Pasal 1
Dalam Peraturan Menteri ini yang dimaksud dengan:
1. Kabupaten Bima adalah daerah otonom sebagaimana dimaksud dalam UNDANG-UNDANG Nomor 69 Tahun 1958 tentang Pembentukan Pembentukan Daerah-Daerah
Tingkat II Dalam Wilayah Daerah-Daerah Tingkat I Bali, Nusa Tenggara Barat dan Nusa Tenggara Timur.

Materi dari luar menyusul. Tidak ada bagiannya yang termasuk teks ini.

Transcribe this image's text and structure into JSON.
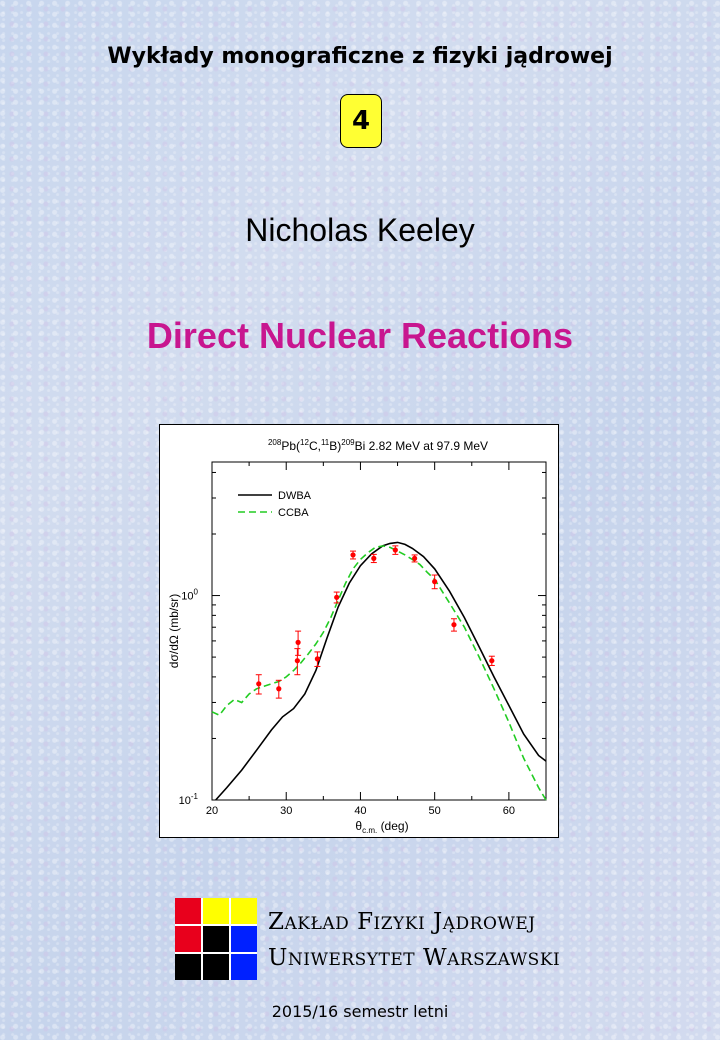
{
  "cover": {
    "series_title": "Wykłady monograficzne z fizyki jądrowej",
    "volume": "4",
    "author": "Nicholas Keeley",
    "title": "Direct Nuclear Reactions",
    "title_color": "#c8168f",
    "badge_color": "#ffff33",
    "semester": "2015/16 semestr letni"
  },
  "institution": {
    "line1_lead": "Z",
    "line1_rest": "AKŁAD",
    "line1_word2_lead": "F",
    "line1_word2_rest": "IZYKI",
    "line1_word3_lead": "J",
    "line1_word3_rest": "ĄDROWEJ",
    "line2_lead": "U",
    "line2_rest": "NIWERSYTET",
    "line2_word2_lead": "W",
    "line2_word2_rest": "ARSZAWSKI",
    "logo_colors": [
      "#e8001c",
      "#ffff00",
      "#ffff00",
      "#e8001c",
      "#000000",
      "#0020ff",
      "#000000",
      "#000000",
      "#0020ff"
    ]
  },
  "chart_data": {
    "type": "line",
    "title_parts": {
      "a_mass": "208",
      "a_sym": "Pb(",
      "b_mass": "12",
      "b_sym": "C,",
      "c_mass": "11",
      "c_sym": "B)",
      "d_mass": "209",
      "d_rest": "Bi 2.82 MeV at 97.9 MeV"
    },
    "xlabel_main": "θ",
    "xlabel_sub": "c.m.",
    "xlabel_unit": "(deg)",
    "ylabel": "dσ/dΩ (mb/sr)",
    "xlim": [
      20,
      65
    ],
    "ylim": [
      0.1,
      4.5
    ],
    "y_scale": "log",
    "x_ticks": [
      "20",
      "30",
      "40",
      "50",
      "60"
    ],
    "y_ticks": [
      {
        "base": "10",
        "exp": "-1",
        "value": 0.1
      },
      {
        "base": "10",
        "exp": "0",
        "value": 1
      }
    ],
    "legend_position": "top-left",
    "series": [
      {
        "name": "DWBA",
        "style": "solid",
        "color": "#000000",
        "x": [
          20.5,
          22,
          24,
          26,
          28,
          29.5,
          31,
          32.5,
          34,
          35.5,
          37,
          38.5,
          40,
          41.5,
          43,
          44,
          45,
          46,
          47,
          48.5,
          50,
          52,
          54,
          56,
          58,
          60,
          62,
          64,
          65
        ],
        "y": [
          0.1,
          0.115,
          0.14,
          0.175,
          0.22,
          0.255,
          0.28,
          0.33,
          0.43,
          0.62,
          0.88,
          1.15,
          1.4,
          1.6,
          1.75,
          1.8,
          1.82,
          1.78,
          1.7,
          1.55,
          1.35,
          1.05,
          0.78,
          0.56,
          0.4,
          0.29,
          0.21,
          0.165,
          0.155
        ]
      },
      {
        "name": "CCBA",
        "style": "dashed",
        "color": "#22cc22",
        "x": [
          20,
          21,
          22,
          23,
          24,
          25,
          26,
          27,
          28,
          29,
          30,
          31,
          32,
          33,
          34,
          35,
          36,
          37,
          38,
          39,
          40,
          41,
          42,
          43,
          44,
          45,
          46,
          47,
          48,
          49,
          50,
          52,
          54,
          56,
          58,
          60,
          62,
          64,
          65
        ],
        "y": [
          0.27,
          0.26,
          0.29,
          0.31,
          0.3,
          0.33,
          0.35,
          0.36,
          0.37,
          0.38,
          0.4,
          0.43,
          0.47,
          0.52,
          0.58,
          0.66,
          0.78,
          0.95,
          1.15,
          1.35,
          1.5,
          1.62,
          1.72,
          1.75,
          1.72,
          1.65,
          1.58,
          1.5,
          1.42,
          1.3,
          1.2,
          0.92,
          0.7,
          0.5,
          0.35,
          0.24,
          0.16,
          0.115,
          0.1
        ]
      },
      {
        "name": "data",
        "style": "points",
        "color": "#ff0000",
        "x": [
          26.3,
          29,
          31.5,
          31.6,
          34.2,
          36.8,
          39,
          41.8,
          44.7,
          47.3,
          50,
          52.6,
          57.7
        ],
        "y": [
          0.37,
          0.35,
          0.48,
          0.59,
          0.49,
          0.98,
          1.58,
          1.52,
          1.67,
          1.52,
          1.17,
          0.72,
          0.48
        ],
        "err": [
          0.04,
          0.035,
          0.07,
          0.08,
          0.04,
          0.06,
          0.07,
          0.07,
          0.08,
          0.06,
          0.09,
          0.05,
          0.025
        ]
      }
    ]
  }
}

2. Kabupaten Dompu adalah daerah otonom sebagaimana dimaksud dalam UNDANG-UNDANG Nomor 69 Tahun 1958 tentang Pembentukan Pembentukan Daerah-Daerah Tingkat II Dalam Wilayah Daerah-Daerah Tingkat I Bali, Nusa Tenggara Barat dan Nusa Tenggara Timur.
3. Provinsi Nusa Tenggara Barat adalah daerah otonom sebagaimana dimaksud dalam UNDANG-UNDANG Nomor 64 Tahun 1958 tentang Pembentukan Daerah-daerah Tingkat I Bali, Nusa Tenggara Barat dan Nusa Tenggara Timur.

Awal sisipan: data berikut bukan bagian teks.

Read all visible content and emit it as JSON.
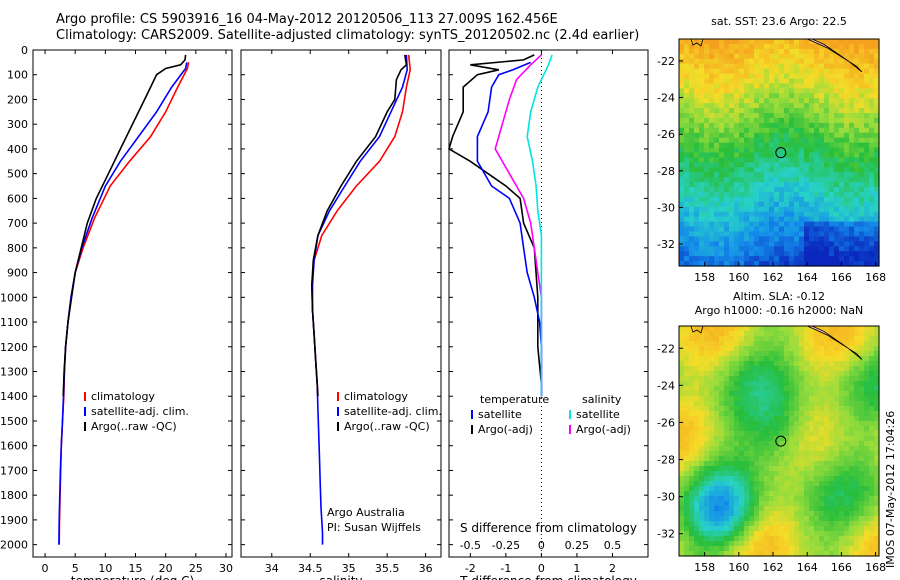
{
  "header": {
    "line1": "Argo profile: CS 5903916_16 04-May-2012 20120506_113 27.009S 162.456E",
    "line2": "Climatology: CARS2009. Satellite-adjusted climatology: synTS_20120502.nc (2.4d earlier)"
  },
  "colors": {
    "clim": "#ff0000",
    "sat": "#0000ff",
    "argo": "#000000",
    "cyan": "#00e5e5",
    "magenta": "#ff00ff"
  },
  "chart_data": [
    {
      "type": "line",
      "xlabel": "temperature (deg C)",
      "xlim": [
        -2,
        31
      ],
      "ylim": [
        2050,
        0
      ],
      "xticks": [
        0,
        5,
        10,
        15,
        20,
        25,
        30
      ],
      "yticks": [
        0,
        100,
        200,
        300,
        400,
        500,
        600,
        700,
        800,
        900,
        1000,
        1100,
        1200,
        1300,
        1400,
        1500,
        1600,
        1700,
        1800,
        1900,
        2000
      ],
      "legend": [
        "climatology",
        "satellite-adj. clim.",
        "Argo(..raw -QC)"
      ],
      "series": [
        {
          "key": "clim",
          "points": [
            [
              23.8,
              50
            ],
            [
              23.6,
              75
            ],
            [
              22,
              150
            ],
            [
              20,
              250
            ],
            [
              17.5,
              350
            ],
            [
              14,
              450
            ],
            [
              10.8,
              550
            ],
            [
              8.2,
              680
            ],
            [
              6.3,
              800
            ],
            [
              5,
              900
            ],
            [
              4.3,
              1000
            ],
            [
              3.8,
              1100
            ],
            [
              3.4,
              1200
            ],
            [
              3.2,
              1300
            ],
            [
              3.1,
              1400
            ],
            [
              2.9,
              1500
            ],
            [
              2.7,
              1600
            ],
            [
              2.6,
              1700
            ],
            [
              2.5,
              1800
            ],
            [
              2.4,
              1900
            ],
            [
              2.35,
              2000
            ]
          ]
        },
        {
          "key": "sat",
          "points": [
            [
              23.5,
              50
            ],
            [
              23.3,
              75
            ],
            [
              21,
              150
            ],
            [
              18.5,
              250
            ],
            [
              15.5,
              350
            ],
            [
              12.5,
              450
            ],
            [
              10,
              550
            ],
            [
              7.8,
              680
            ],
            [
              6.1,
              800
            ],
            [
              5,
              900
            ],
            [
              4.3,
              1000
            ],
            [
              3.8,
              1100
            ],
            [
              3.4,
              1200
            ],
            [
              3.2,
              1300
            ],
            [
              3.05,
              1400
            ],
            [
              2.9,
              1500
            ],
            [
              2.7,
              1600
            ],
            [
              2.55,
              1700
            ],
            [
              2.45,
              1800
            ],
            [
              2.35,
              1900
            ],
            [
              2.3,
              2000
            ]
          ]
        },
        {
          "key": "argo",
          "points": [
            [
              23.3,
              20
            ],
            [
              23.2,
              40
            ],
            [
              22.5,
              60
            ],
            [
              20,
              75
            ],
            [
              18.5,
              100
            ],
            [
              17.5,
              150
            ],
            [
              16.5,
              200
            ],
            [
              14.5,
              300
            ],
            [
              12.5,
              400
            ],
            [
              10.5,
              500
            ],
            [
              8.5,
              600
            ],
            [
              7,
              700
            ],
            [
              6,
              800
            ],
            [
              5,
              900
            ],
            [
              4.4,
              1000
            ],
            [
              3.8,
              1100
            ],
            [
              3.4,
              1200
            ],
            [
              3.15,
              1300
            ],
            [
              3,
              1400
            ]
          ]
        }
      ]
    },
    {
      "type": "line",
      "xlabel": "salinity",
      "xlim": [
        33.6,
        36.2
      ],
      "ylim": [
        2050,
        0
      ],
      "xticks": [
        34,
        34.5,
        35,
        35.5,
        36
      ],
      "legend": [
        "climatology",
        "satellite-adj. clim.",
        "Argo(..raw -QC)"
      ],
      "annotations": [
        "Argo Australia",
        "PI: Susan Wijffels"
      ],
      "series": [
        {
          "key": "clim",
          "points": [
            [
              35.78,
              20
            ],
            [
              35.8,
              80
            ],
            [
              35.75,
              150
            ],
            [
              35.7,
              250
            ],
            [
              35.6,
              350
            ],
            [
              35.4,
              450
            ],
            [
              35.1,
              550
            ],
            [
              34.85,
              650
            ],
            [
              34.65,
              750
            ],
            [
              34.55,
              850
            ],
            [
              34.52,
              950
            ],
            [
              34.53,
              1050
            ],
            [
              34.55,
              1150
            ],
            [
              34.57,
              1250
            ],
            [
              34.59,
              1350
            ],
            [
              34.6,
              1400
            ]
          ]
        },
        {
          "key": "sat",
          "points": [
            [
              35.75,
              20
            ],
            [
              35.76,
              80
            ],
            [
              35.7,
              150
            ],
            [
              35.55,
              250
            ],
            [
              35.4,
              350
            ],
            [
              35.15,
              450
            ],
            [
              34.95,
              550
            ],
            [
              34.75,
              650
            ],
            [
              34.6,
              750
            ],
            [
              34.55,
              850
            ],
            [
              34.53,
              950
            ],
            [
              34.53,
              1050
            ],
            [
              34.55,
              1150
            ],
            [
              34.57,
              1250
            ],
            [
              34.59,
              1350
            ],
            [
              34.6,
              1450
            ],
            [
              34.61,
              1550
            ],
            [
              34.62,
              1650
            ],
            [
              34.63,
              1750
            ],
            [
              34.64,
              1850
            ],
            [
              34.66,
              1950
            ],
            [
              34.66,
              2000
            ]
          ]
        },
        {
          "key": "argo",
          "points": [
            [
              35.73,
              20
            ],
            [
              35.75,
              60
            ],
            [
              35.68,
              80
            ],
            [
              35.62,
              120
            ],
            [
              35.6,
              200
            ],
            [
              35.5,
              250
            ],
            [
              35.35,
              350
            ],
            [
              35.1,
              450
            ],
            [
              34.9,
              550
            ],
            [
              34.72,
              650
            ],
            [
              34.6,
              750
            ],
            [
              34.54,
              850
            ],
            [
              34.52,
              950
            ],
            [
              34.53,
              1050
            ],
            [
              34.55,
              1150
            ],
            [
              34.57,
              1250
            ],
            [
              34.59,
              1350
            ],
            [
              34.6,
              1400
            ]
          ]
        }
      ]
    },
    {
      "type": "line",
      "xlabel": "T difference from climatology",
      "xlabel_top": "S difference from climatology",
      "xlim": [
        -2.6,
        3.0
      ],
      "ylim": [
        2050,
        0
      ],
      "xticks": [
        -2,
        -1,
        0,
        1,
        2
      ],
      "xticks_top_labels": [
        "-0.5",
        "-0.25",
        "0",
        "0.25",
        "0.5"
      ],
      "xticks_top": [
        -2,
        -1,
        0,
        1,
        2
      ],
      "legend_T": [
        "temperature",
        "satellite",
        "Argo(-adj)"
      ],
      "legend_S": [
        "salinity",
        "satellite",
        "Argo(-adj)"
      ],
      "series": [
        {
          "key": "argo",
          "points": [
            [
              -0.2,
              20
            ],
            [
              -0.5,
              40
            ],
            [
              -2,
              60
            ],
            [
              -1.2,
              80
            ],
            [
              -1.8,
              100
            ],
            [
              -2.2,
              150
            ],
            [
              -2.2,
              250
            ],
            [
              -2.5,
              350
            ],
            [
              -2.6,
              400
            ],
            [
              -2,
              450
            ],
            [
              -1.5,
              500
            ],
            [
              -1,
              550
            ],
            [
              -0.6,
              600
            ],
            [
              -0.5,
              700
            ],
            [
              -0.2,
              800
            ],
            [
              -0.1,
              1000
            ],
            [
              -0.1,
              1200
            ],
            [
              0,
              1350
            ],
            [
              0,
              1400
            ]
          ]
        },
        {
          "key": "sat",
          "points": [
            [
              -0.3,
              50
            ],
            [
              -0.8,
              80
            ],
            [
              -1.2,
              100
            ],
            [
              -1.4,
              150
            ],
            [
              -1.5,
              250
            ],
            [
              -1.8,
              350
            ],
            [
              -1.8,
              450
            ],
            [
              -1.4,
              550
            ],
            [
              -0.9,
              600
            ],
            [
              -0.6,
              700
            ],
            [
              -0.5,
              800
            ],
            [
              -0.4,
              900
            ],
            [
              -0.2,
              1000
            ],
            [
              -0.05,
              1100
            ],
            [
              0,
              1200
            ],
            [
              0,
              1400
            ]
          ]
        },
        {
          "key": "magenta",
          "points": [
            [
              0,
              20
            ],
            [
              -0.3,
              60
            ],
            [
              -0.7,
              120
            ],
            [
              -0.9,
              200
            ],
            [
              -1.1,
              300
            ],
            [
              -1.3,
              400
            ],
            [
              -0.9,
              500
            ],
            [
              -0.5,
              600
            ],
            [
              -0.3,
              700
            ],
            [
              -0.2,
              800
            ],
            [
              -0.1,
              900
            ],
            [
              0,
              1000
            ],
            [
              0,
              1400
            ]
          ]
        },
        {
          "key": "cyan",
          "points": [
            [
              0.3,
              20
            ],
            [
              0.2,
              60
            ],
            [
              -0.1,
              150
            ],
            [
              -0.3,
              250
            ],
            [
              -0.4,
              350
            ],
            [
              -0.25,
              450
            ],
            [
              -0.15,
              550
            ],
            [
              -0.1,
              650
            ],
            [
              0,
              750
            ],
            [
              0,
              1000
            ],
            [
              0,
              1400
            ]
          ]
        }
      ]
    },
    {
      "type": "heatmap",
      "title": "sat. SST: 23.6 Argo: 22.5",
      "xlim": [
        156.5,
        168.2
      ],
      "ylim": [
        -33.2,
        -20.8
      ],
      "xticks": [
        158,
        160,
        162,
        164,
        166,
        168
      ],
      "yticks": [
        -22,
        -24,
        -26,
        -28,
        -30,
        -32
      ],
      "argo_position": [
        162.456,
        -27.009
      ]
    },
    {
      "type": "heatmap",
      "title": "Altim. SLA: -0.12",
      "subtitle": "Argo h1000: -0.16 h2000: NaN",
      "xlim": [
        156.5,
        168.2
      ],
      "ylim": [
        -33.2,
        -20.8
      ],
      "xticks": [
        158,
        160,
        162,
        164,
        166,
        168
      ],
      "yticks": [
        -22,
        -24,
        -26,
        -28,
        -30,
        -32
      ],
      "argo_position": [
        162.456,
        -27.009
      ]
    }
  ],
  "footer": {
    "stamp": "IMOS 07-May-2012 17:04:26"
  }
}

4. Pilar Acuan Batas Utama yang selanjutnya disingkat PABU adalah pilar yang dipasang sebagai tanda batas antar Provinsi/Kabupaten/Kota yang diletakkan disisi batas alam atau buatan yang berfungsi sebagai titik ikat garis batas antar daerah Provinsi/Kabupaten/Kota.
5. Titik Koordinat Kartometrik yang selanjutnya disingkat TK adalah koordinat hasil pengukuran/penghitungan posisi titik dengan menggunakan peta dasar.